Molina's costly company overhaul, missing CSR payments lead to fourth-quarter loss
(Updated on Feb. 13)
Molina Healthcare recorded another loss in the fourth quarter of 2017 as the insurer's corporate restructuring plan and unpaid federal cost-sharing reduction subsidies ate away at its bottom line.
The Long Beach, Calif.-based insurer said late Monday that the federal government's decision to cut off CSR payments to insurers increased its fourth-quarter loss by $73 million. Molina said it intends to "pursue all available means to collect" those payments from HHS.
A company spokeswoman declined to comment on whether the insurer would sue the federal government for those payments, as several other insurers have done.
Molina incurred another $73 million charge related to restructuring costs in the three months ended Dec. 31. The company is in the midst of an overhaul to improve efficiency and cut millions in costs. Last year, Molina sold its California primary-care clinics to former CEO Dr. Mario Molina, and shut down its clinics outside of the state.
It laid off 10% of its workforce, or about 1,500 staff members, and is also remediating high-cost provider contracts and building networks around cost-effective providers, the company has said.
In the fourth quarter, Molina said it incurred $296 million in impairment losses at its Florida, Illinois and New Mexico health plans.

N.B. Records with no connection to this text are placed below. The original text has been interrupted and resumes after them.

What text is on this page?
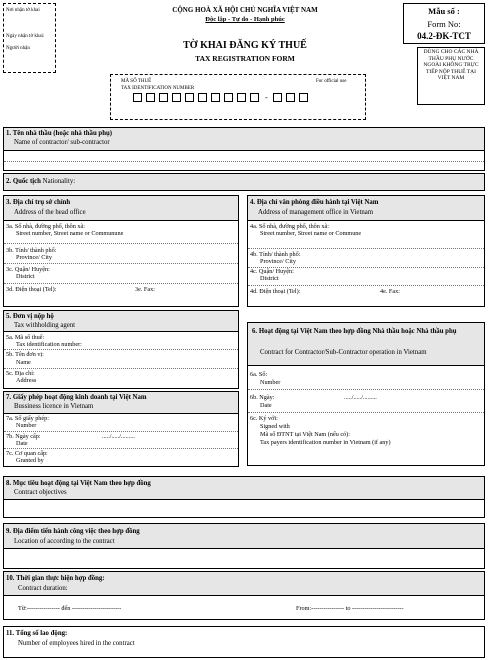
Nơi nhận tờ khai
Ngày nhận tờ khai:
Người nhận
CỘNG HOÀ XÃ HỘI CHỦ NGHĨA VIỆT NAM
Độc lập - Tự do - Hạnh phúc
TỜ KHAI ĐĂNG KÝ THUẾ
TAX REGISTRATION FORM
Mẫu số :
Form No:
04.2-ĐK-TCT
DÙNG CHO CÁC NHÀ THẦU PHỤ NƯỚC NGOÀI KHÔNG TRỰC TIẾP NỘP THUẾ TẠI VIỆT NAM
MÃ SỐ THUẾ
TAX IDENTIFICATION NUMBER
For official use
-
1. Tên nhà thầu (hoặc nhà thầu phụ)
Name of contractor/ sub-contractor
2. Quốc tịch Nationality:
3. Địa chỉ trụ sở chính
Address of the head office
3a. Số nhà, đường phố, thôn xã:
Street number, Street name or Communune
3b. Tỉnh/ thành phố:
Province/ City
3c. Quận/ Huyện:
District
3d. Điện thoại (Tel):	3e. Fax:
4. Địa chỉ văn phòng điều hành tại Việt Nam
Address of management office in Vietnam
4a. Số nhà, đường phố, thôn xã:
Street number, Street name or Commune
4b. Tỉnh/ thành phố:
Province/ City
4c. Quận/ Huyện:
District
4d. Điện thoại (Tel):	4e. Fax:
5. Đơn vị nộp hộ
Tax withholding agent
5a. Mã số thuế:
Tax identification number:
5b. Tên đơn vị:
Name
5c. Địa chỉ:
Address
6. Hoạt động tại Việt Nam theo hợp đồng Nhà thầu hoặc Nhà thầu phụ
Contract for Contractor/Sub-Contractor operation in Vietnam
6a. Số:
Number
6b. Ngày:	...../...../.........
Date
6c. Ký với:
Signed with
Mã số ĐTNT tại Việt Nam (nếu có):
Tax payers identification number in Vietnam (if any)
7. Giấy phép hoạt động kinh doanh tại Việt Nam
Bussiness licence in Vietnam
7a. Số giấy phép:
Number
7b. Ngày cấp:	...../...../.........
Date
7c. Cơ quan cấp:
Granted by
8. Mục tiêu hoạt động tại Việt Nam theo hợp đồng
Contract objectives
9. Địa điểm tiến hành công việc theo hợp đồng
Location of according to the contract
10. Thời gian thực hiện hợp đồng:
Contract duration:
Từ:---------------- đến ------------------------	From:---------------- to -------------------------
11. Tổng số lao động:
Number of employees hired in the contract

In total, Molina's loss widened to $262 million during the quarter, compared with a loss of $47 million in the same period in 2016. For the full year, Molina recorded a loss of $512 million, compared with a profit of $52 million in 2016.
"Our fourth-quarter results are emblematic of the significant transition Molina is undertaking," Molina President and CEO Joe Zubretsky said in a statement. "The disappointment of contract losses and related goodwill charges, continued restructuring costs and catch-up adjustments to unacceptable marketplace results are legacies of the past."
Molina recently lost its Medicaid contract in New Mexico. And while the company serves about 360,000 Medicaid members in eight of 11 regions throughout Florida, Molina was selected to negotiate for a new managed-care contract effective in 2019 in only one of Florida's regions where it currently serves 59,000 members.
Zubretsky said during a conference call early Tuesday that Molina will appeal the decisions in each state, but if unsuccessful, the contract losses "would have a significant negative impact to the company's revenue."
Even so, Molina said its core operations, including Medicaid and Medicare plans, are improving, despite the fourth-quarter loss.
The medical care ratio, or the amount per premiums spent on medical care and quality improvement activities, declined to 90.7% in the fourth quarter, compared with 91.7% in the fourth-quarter 2016. For the full year, Molina's medical care ratio was 90.6%, up slightly over 89.8% the prior year.
Molina's revenue increased by 9.2% year over year to $4.9 billion in the fourth quarter. Full-year 2017 revenue totaled $19.9 billion, up 11.8%.
Molina's membership totaled 4.5 million at the end of the year, an increase of 226,000 members over 2016.
Zubretsky also mentioned during the conference call that Molina's membership through the Affordable Care Act individual marketplace fell from 815,000 at the end of 2017, to 450,000 now. The company expects enrollment to fall to 300,000 by the end of the year.
Molina pulled out of exchanges in Utah and Wisconsin for 2018, while reducing its footprint in Washington. This year, it sells exchange plans in seven states, but increased rates by 55% on average in those plans.
"Looking forward, the core business results showed improvement quarter over quarter, and we took steps to strengthen the quality of the balance sheet, all of which serve as a solid platform to achieve our margin recovery and sustainability plan we outlined for investors last month. Medical cost control, administrative cost discipline and capital strength remain at the fore of our plan," Zubretsky said.